Google struck a deal to remove carbon dioxide from the atmosphere at a bargain price: $100 per tonne of CO₂, a price that climate tech startups around the world are seeking because it makes solutions commercially viable.

Image source: theholocene.co

The search giant has entered into an agreement with Holocene, a startup with a short history that has already attracted some big-name investors. If Holocene can indeed capture carbon dioxide from the air at a cost significantly lower than competitors that currently charge $600 or more per ton for the service, there will be evidence that technology exists that can help combat climate change as well. But the project is still in its early stages, and the carbon pollution Google creates continues to grow.

When Holocene co-founder and CEO Anca Timofte was in business school at Stanford, she came across Oak Ridge National Laboratory research on a new chemistry for capturing CO₂ from the air—it laid the foundation for the technology the company uses today. Holocene launched in 2022 and has now attracted funding from the US Department of Energy, Elon Musk’s Xprize Carbon Removal company, and Bill Gates’ climate investment firm Breakthrough Energy. Timofte and her fellow co-founder previously worked at Climeworks, an early carbon capture company. Today it is a major player in this area, which cooperates, in particular, with Microsoft and JPMorgan Chase. By 2030, Climeworks aims to bring the cost of capturing carbon dioxide from the air to $250 to $350 per ton, above the Energy Department’s $100 threshold at which the technology becomes financially feasible.

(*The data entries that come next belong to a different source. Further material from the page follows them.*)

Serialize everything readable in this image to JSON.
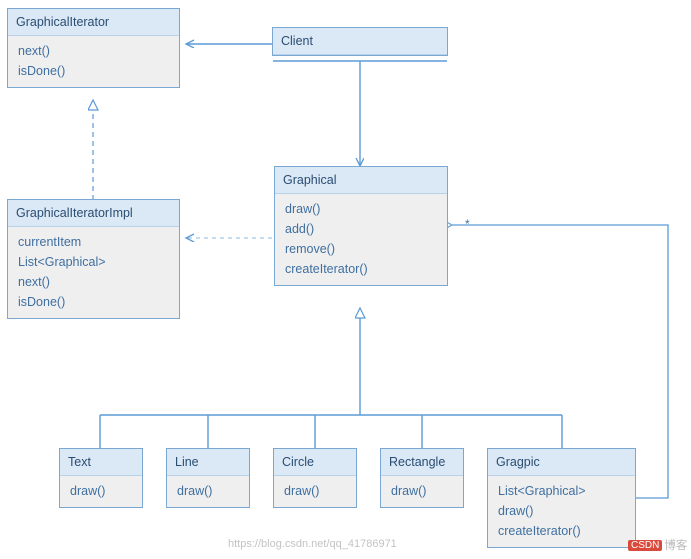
{
  "diagram": {
    "type": "uml-class-diagram",
    "colors": {
      "line": "#5b9bd5",
      "title_bg": "#dbe8f5",
      "body_bg": "#efefef",
      "text": "#3f6fa0",
      "title_text": "#2a4d73",
      "border": "#7aa8d2"
    },
    "classes": [
      {
        "id": "graphical-iterator",
        "title": "GraphicalIterator",
        "members": [
          "next()",
          "isDone()"
        ]
      },
      {
        "id": "client",
        "title": "Client",
        "members": []
      },
      {
        "id": "graphical-iterator-impl",
        "title": "GraphicalIteratorImpl",
        "members": [
          "currentItem",
          "List<Graphical>",
          "next()",
          "isDone()"
        ]
      },
      {
        "id": "graphical",
        "title": "Graphical",
        "members": [
          "draw()",
          "add()",
          "remove()",
          "createIterator()"
        ]
      },
      {
        "id": "text",
        "title": "Text",
        "members": [
          "draw()"
        ]
      },
      {
        "id": "line",
        "title": "Line",
        "members": [
          "draw()"
        ]
      },
      {
        "id": "circle",
        "title": "Circle",
        "members": [
          "draw()"
        ]
      },
      {
        "id": "rectangle",
        "title": "Rectangle",
        "members": [
          "draw()"
        ]
      },
      {
        "id": "gragpic",
        "title": "Gragpic",
        "members": [
          "List<Graphical>",
          "draw()",
          "createIterator()"
        ]
      }
    ],
    "labels": {
      "multiplicity_star": "*"
    },
    "watermarks": {
      "url": "https://blog.csdn.net/qq_41786971",
      "site": "CSDN",
      "site_suffix": "博客"
    }
  }
}
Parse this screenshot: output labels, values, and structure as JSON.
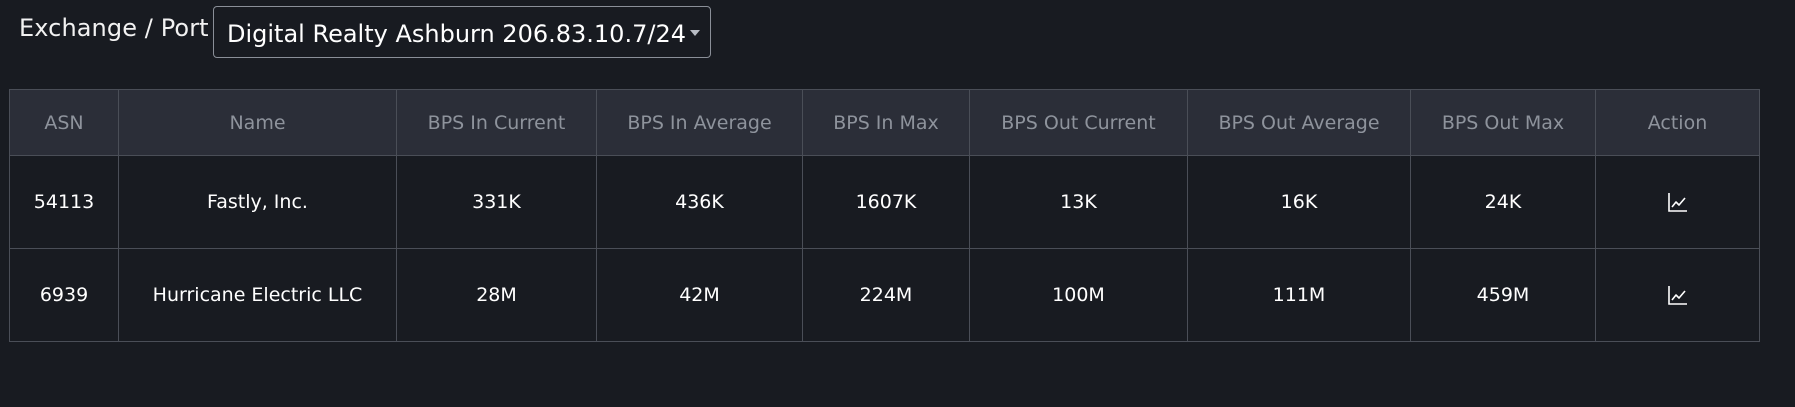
{
  "filter": {
    "label": "Exchange / Port",
    "selected": "Digital Realty Ashburn 206.83.10.7/24"
  },
  "table": {
    "columns": [
      "ASN",
      "Name",
      "BPS In Current",
      "BPS In Average",
      "BPS In Max",
      "BPS Out Current",
      "BPS Out Average",
      "BPS Out Max",
      "Action"
    ],
    "rows": [
      {
        "asn": "54113",
        "name": "Fastly, Inc.",
        "bps_in_current": "331K",
        "bps_in_average": "436K",
        "bps_in_max": "1607K",
        "bps_out_current": "13K",
        "bps_out_average": "16K",
        "bps_out_max": "24K",
        "action_icon": "chart-line-icon"
      },
      {
        "asn": "6939",
        "name": "Hurricane Electric LLC",
        "bps_in_current": "28M",
        "bps_in_average": "42M",
        "bps_in_max": "224M",
        "bps_out_current": "100M",
        "bps_out_average": "111M",
        "bps_out_max": "459M",
        "action_icon": "chart-line-icon"
      }
    ]
  },
  "colors": {
    "background": "#181b21",
    "header_background": "#2b2e38",
    "header_text": "#8e939c",
    "border": "#4a4e57",
    "text": "#ffffff"
  }
}
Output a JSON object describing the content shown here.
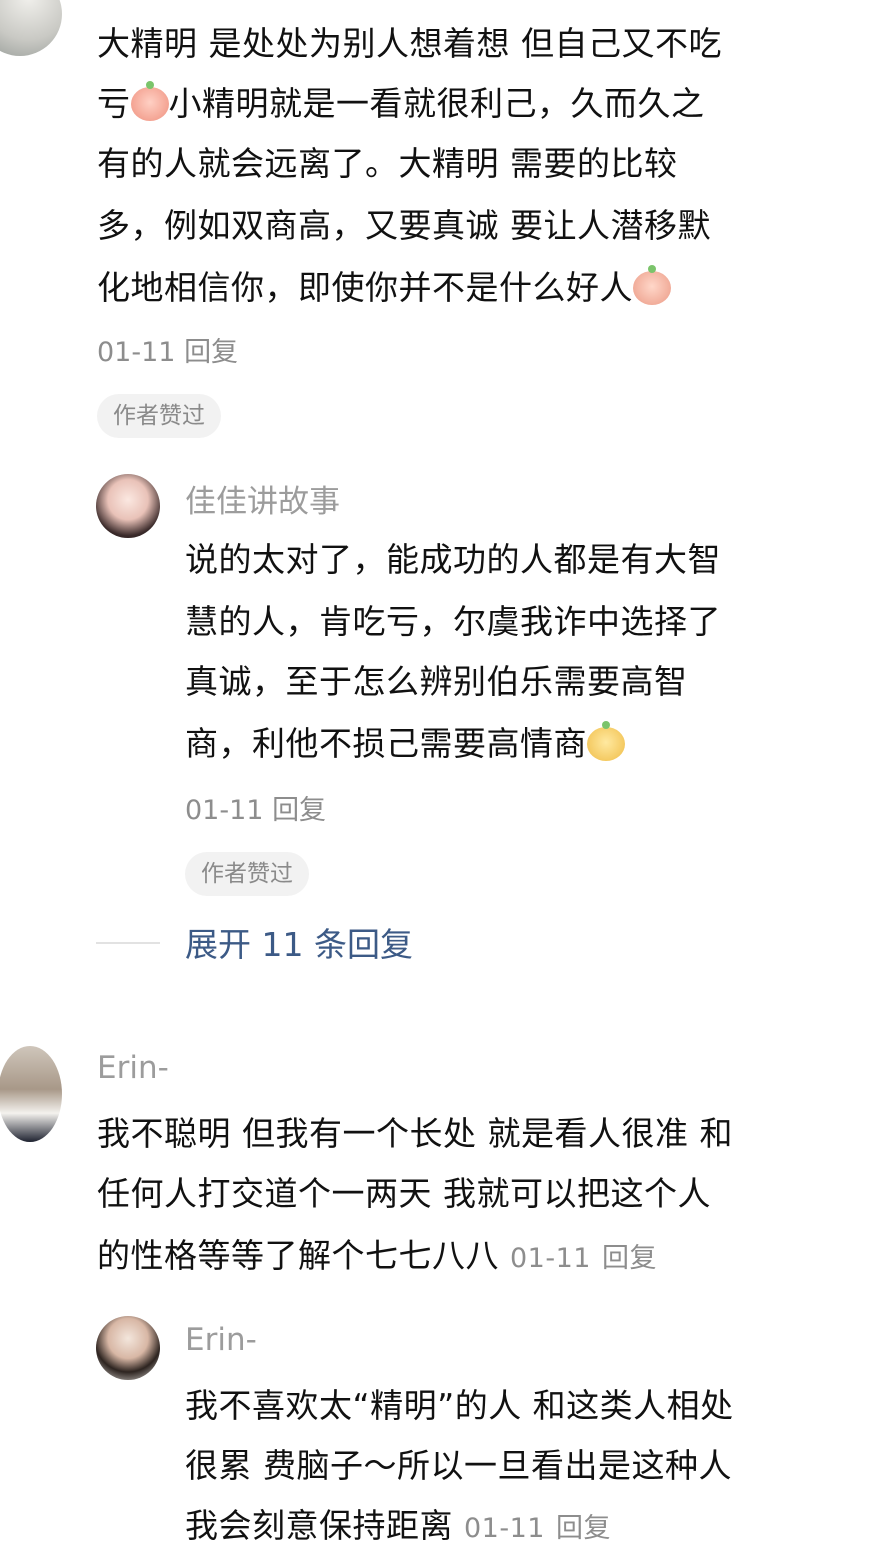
{
  "comments": [
    {
      "lines": [
        "大精明 是处处为别人想着想 但自己又不吃",
        "亏",
        "小精明就是一看就很利己，久而久之",
        "有的人就会远离了。大精明 需要的比较",
        "多，例如双商高，又要真诚 要让人潜移默",
        "化地相信你，即使你并不是什么好人"
      ],
      "date": "01-11",
      "reply_label": "回复",
      "badge": "作者赞过"
    },
    {
      "name": "佳佳讲故事",
      "lines": [
        "说的太对了，能成功的人都是有大智",
        "慧的人，肯吃亏，尔虞我诈中选择了",
        "真诚，至于怎么辨别伯乐需要高智",
        "商，利他不损己需要高情商"
      ],
      "date": "01-11",
      "reply_label": "回复",
      "badge": "作者赞过"
    },
    {
      "name": "Erin-",
      "lines": [
        "我不聪明 但我有一个长处 就是看人很准 和",
        "任何人打交道个一两天 我就可以把这个人",
        "的性格等等了解个七七八八"
      ],
      "date": "01-11",
      "reply_label": "回复"
    },
    {
      "name": "Erin-",
      "lines": [
        "我不喜欢太“精明”的人 和这类人相处",
        "很累 费脑子～所以一旦看出是这种人",
        "我会刻意保持距离"
      ],
      "date": "01-11",
      "reply_label": "回复"
    }
  ],
  "expand_replies": "展开 11 条回复",
  "icons": [
    "cry-emoji-icon",
    "smirk-emoji-icon",
    "happy-emoji-icon"
  ]
}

Holocene says its technology is more efficient than others because it involves two continuous chemical cycles: the first to extract CO₂ from the air, the second to supply a clean stream of carbon dioxide that can be transferred to underground storage facilities. During the first cycle, air is passed through water, which contains amino acids that attract CO₂. Next, guanidine is added to the mixture, which reacts with CO₂ to form a solid crystal. The solids are separated from the liquid and the liquid is heated to 70–100°C to release a concentrated stream of greenhouse gases. By comparison, Climeworks works with solid filters that capture carbon dioxide from the air and release it when heated – in other words, this method involves only one material that requires you to stop loading before starting unloading, while the Holocene solution allows you to do everything at the same time.

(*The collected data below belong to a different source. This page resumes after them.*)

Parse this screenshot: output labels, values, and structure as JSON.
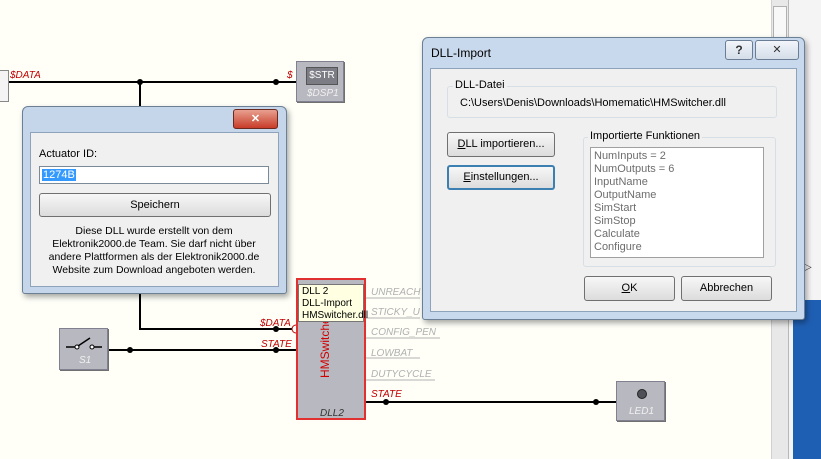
{
  "canvas": {
    "pins": {
      "data_left": "$DATA",
      "dollar": "$",
      "data_right": "$DATA",
      "state_in": "STATE",
      "unreach": "UNREACH",
      "sticky": "STICKY_U",
      "config_pen": "CONFIG_PEN",
      "lowbat": "LOWBAT",
      "dutycycle": "DUTYCYCLE",
      "state_out": "STATE"
    },
    "components": {
      "dsp_text": "$STR",
      "dsp_name": "$DSP1",
      "switch_name": "S1",
      "dll_title": "HMSwitcher",
      "dll_name": "DLL2",
      "led_name": "LED1"
    },
    "tooltip": {
      "line1": "DLL 2",
      "line2": "DLL-Import",
      "line3": "HMSwitcher.dll"
    }
  },
  "actuator_dialog": {
    "close_symbol": "✕",
    "label": "Actuator ID:",
    "input_value": "1274B",
    "save_button": "Speichern",
    "info": "Diese DLL wurde erstellt von dem Elektronik2000.de Team. Sie darf nicht über andere Plattformen als der Elektronik2000.de Website zum Download angeboten werden."
  },
  "dll_dialog": {
    "title": "DLL-Import",
    "help_symbol": "?",
    "close_symbol": "✕",
    "file_group_title": "DLL-Datei",
    "file_path": "C:\\Users\\Denis\\Downloads\\Homematic\\HMSwitcher.dll",
    "import_button": "DLL importieren...",
    "settings_button": "Einstellungen...",
    "functions_title": "Importierte Funktionen",
    "functions": [
      "NumInputs = 2",
      "NumOutputs = 6",
      "InputName",
      "OutputName",
      "SimStart",
      "SimStop",
      "Calculate",
      "Configure"
    ],
    "ok_button": "OK",
    "cancel_button": "Abbrechen"
  },
  "colors": {
    "accent_red": "#c00000",
    "selection_blue": "#3399ff",
    "side_panel_blue": "#1f5fb3"
  }
}
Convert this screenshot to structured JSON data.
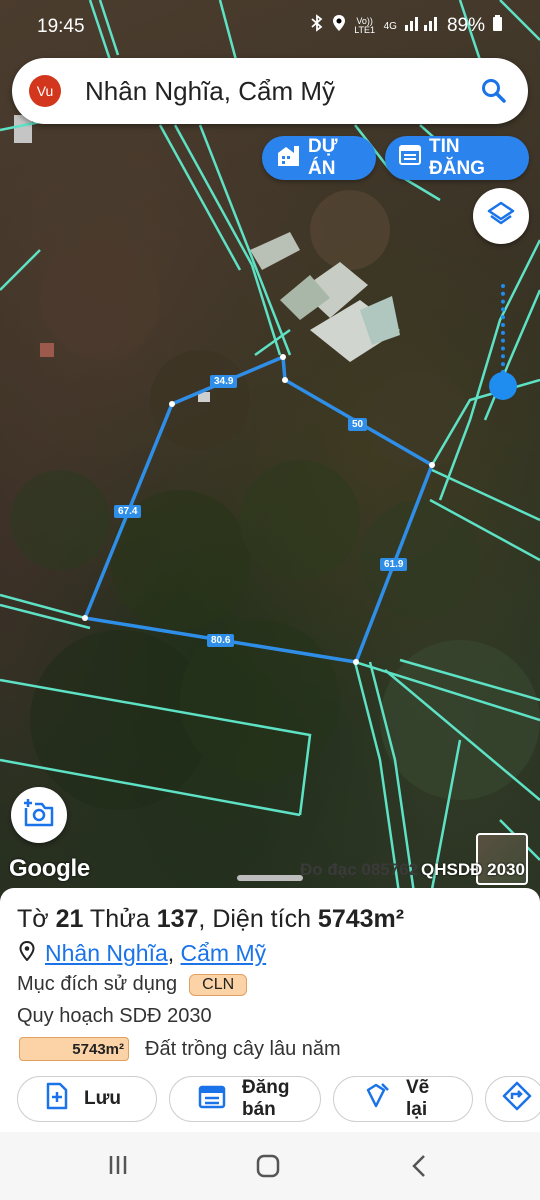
{
  "status_bar": {
    "time": "19:45",
    "network": "Vo)) LTE1",
    "network_type": "4G",
    "battery": "89%"
  },
  "search": {
    "avatar_initials": "Vu",
    "query": "Nhân Nghĩa, Cẩm Mỹ"
  },
  "map_buttons": {
    "du_an_label": "DỰ ÁN",
    "tin_dang_label": "TIN ĐĂNG"
  },
  "map": {
    "google_label": "Google",
    "measure_label": "Đo đạc 085762",
    "plan_label": "QHSDĐ 2030",
    "edge_lengths": [
      "34.9",
      "50",
      "61.9",
      "80.6",
      "67.4"
    ]
  },
  "parcel": {
    "sheet_prefix": "Tờ ",
    "sheet_number": "21",
    "parcel_prefix": " Thửa ",
    "parcel_number": "137",
    "area_prefix": ", Diện tích ",
    "area_value": "5743m²",
    "location_commune": "Nhân Nghĩa",
    "location_separator": ",",
    "location_district": "Cẩm Mỹ",
    "purpose_label": "Mục đích sử dụng",
    "purpose_code": "CLN",
    "plan_label": "Quy hoạch SDĐ 2030",
    "plan_area": "5743m²",
    "plan_description": "Đất trồng cây lâu năm"
  },
  "actions": {
    "save_label": "Lưu",
    "sell_label": "Đăng bán",
    "redraw_label": "Vẽ lại"
  },
  "colors": {
    "accent": "#2b83ee",
    "parcel_line": "#2f8fe8",
    "boundary_line": "#5ee2c5",
    "badge": "#fbd3a6"
  }
}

Now Holocene has only one small pilot plant in Knoxville (USA, Tennessee) – per year it is capable of capturing only 10 tons of CO₂ from the air. By 2032, the company, according to the deal with Google, will have to extract 100 thousand tons of gas. The search giant has already paid a “significant portion” of the total $10 million upfront to help make the partner’s plans a reality. At the next stage, Holocene will build an installation that will remove 5,000 tons of greenhouse gas per year, and then a commercial installation will appear that will extract 500 thousand tons. So far, 27 installations are operating around the world with a total capacity of only 10 thousand tons per year . A capacity of 100 thousand tons is approximately equivalent to the removal of 20 thousand cars with internal combustion engines from public roads – while Google itself, due to the introduction of energy-intensive artificial intelligence systems, produced 14.3 million tons of carbon dioxide last year.